DEF stands for “Diesel Exhaust Fluid.” It’s a system that helps convert nitrogen oxide (a dangerous emission) into harmless nitrogen and water.
In 2018, the EPA required diesel particulate filters on all three-quarter-ton and larger trucks. The requirements were aimed at reducing smog, acid rain, and air pollution.
Diesel Exhaust Fluid is sprayed into the exhaust stream of diesel vehicles to break down the nitrogen oxide.
It’s important to know that DEF is not a fuel additive. It never comes in contact with diesel.
What is it, then? Diesel Exhaust Fluid is made up of 32.5% urea and 67.5% deionized water.
Urea is an organic compound also known as carbamide. It’s technically derived from one of the byproducts of urine but is synthetically made.
Deionized water is purified water with almost all of its mineral ions removed.
Together, they help reduce nitrogen oxide pollutants in exhaust gases from combustion with diesel.
On a DEF truck, the Diesel Exhaust Fluid is stored in a separate, insulated tank that typically has a blue cap. Diesel Exhaust Fluid is non-toxic and non corrosive.

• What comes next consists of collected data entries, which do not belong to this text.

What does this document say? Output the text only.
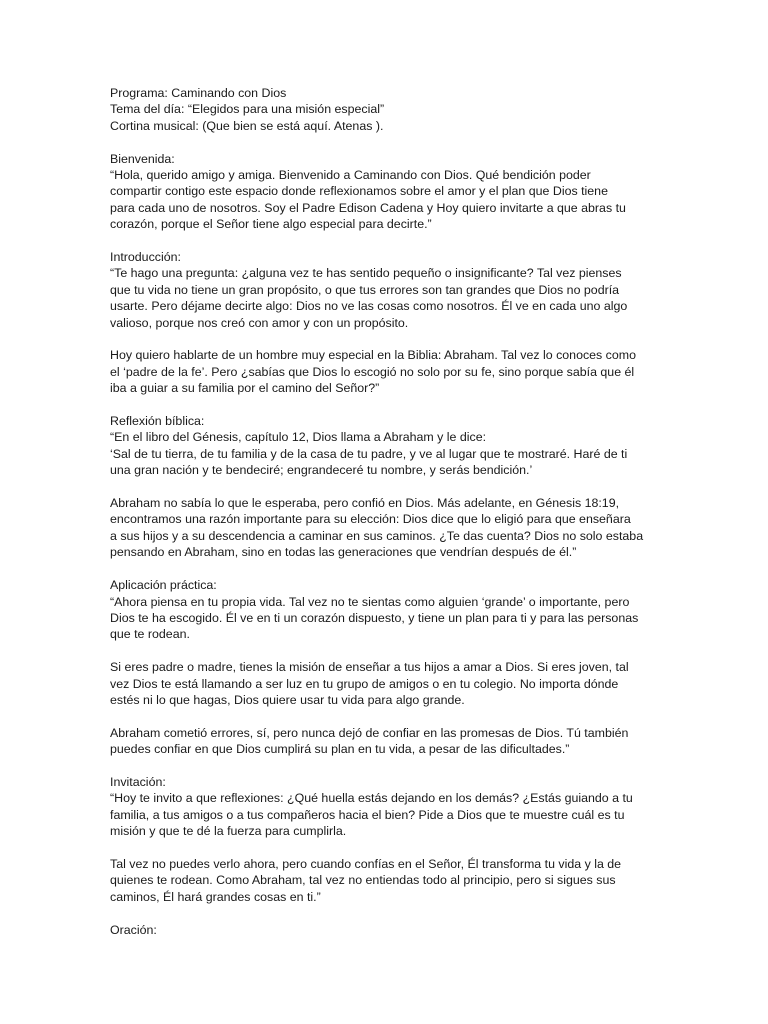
Programa: Caminando con Dios
Tema del día: “Elegidos para una misión especial”
Cortina musical: (Que bien se está aquí. Atenas ).
Bienvenida:
“Hola, querido amigo y amiga. Bienvenido a Caminando con Dios. Qué bendición poder
compartir contigo este espacio donde reflexionamos sobre el amor y el plan que Dios tiene
para cada uno de nosotros. Soy el Padre Edison Cadena y Hoy quiero invitarte a que abras tu
corazón, porque el Señor tiene algo especial para decirte.”
Introducción:
“Te hago una pregunta: ¿alguna vez te has sentido pequeño o insignificante? Tal vez pienses
que tu vida no tiene un gran propósito, o que tus errores son tan grandes que Dios no podría
usarte. Pero déjame decirte algo: Dios no ve las cosas como nosotros. Él ve en cada uno algo
valioso, porque nos creó con amor y con un propósito.
Hoy quiero hablarte de un hombre muy especial en la Biblia: Abraham. Tal vez lo conoces como
el ‘padre de la fe’. Pero ¿sabías que Dios lo escogió no solo por su fe, sino porque sabía que él
iba a guiar a su familia por el camino del Señor?”
Reflexión bíblica:
“En el libro del Génesis, capítulo 12, Dios llama a Abraham y le dice:
‘Sal de tu tierra, de tu familia y de la casa de tu padre, y ve al lugar que te mostraré. Haré de ti
una gran nación y te bendeciré; engrandeceré tu nombre, y serás bendición.’
Abraham no sabía lo que le esperaba, pero confió en Dios. Más adelante, en Génesis 18:19,
encontramos una razón importante para su elección: Dios dice que lo eligió para que enseñara
a sus hijos y a su descendencia a caminar en sus caminos. ¿Te das cuenta? Dios no solo estaba
pensando en Abraham, sino en todas las generaciones que vendrían después de él.”
Aplicación práctica:
“Ahora piensa en tu propia vida. Tal vez no te sientas como alguien ‘grande’ o importante, pero
Dios te ha escogido. Él ve en ti un corazón dispuesto, y tiene un plan para ti y para las personas
que te rodean.
Si eres padre o madre, tienes la misión de enseñar a tus hijos a amar a Dios. Si eres joven, tal
vez Dios te está llamando a ser luz en tu grupo de amigos o en tu colegio. No importa dónde
estés ni lo que hagas, Dios quiere usar tu vida para algo grande.
Abraham cometió errores, sí, pero nunca dejó de confiar en las promesas de Dios. Tú también
puedes confiar en que Dios cumplirá su plan en tu vida, a pesar de las dificultades.”
Invitación:
“Hoy te invito a que reflexiones: ¿Qué huella estás dejando en los demás? ¿Estás guiando a tu
familia, a tus amigos o a tus compañeros hacia el bien? Pide a Dios que te muestre cuál es tu
misión y que te dé la fuerza para cumplirla.
Tal vez no puedes verlo ahora, pero cuando confías en el Señor, Él transforma tu vida y la de
quienes te rodean. Como Abraham, tal vez no entiendas todo al principio, pero si sigues sus
caminos, Él hará grandes cosas en ti.”
Oración:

There are no special measures needed to handle Diesel Exhaust Fluid, however, it can stain clothing.
A Diesel Exhaust Fluid system does require a bit more room in your truck and adds slightly to the vehicle’s overall weight.
However, DEF trucks are designed for better fuel efficiency, more optimized combustion and increased power. The EPA requires all vehicles capable of running with Diesel Exhaust Fluid do so.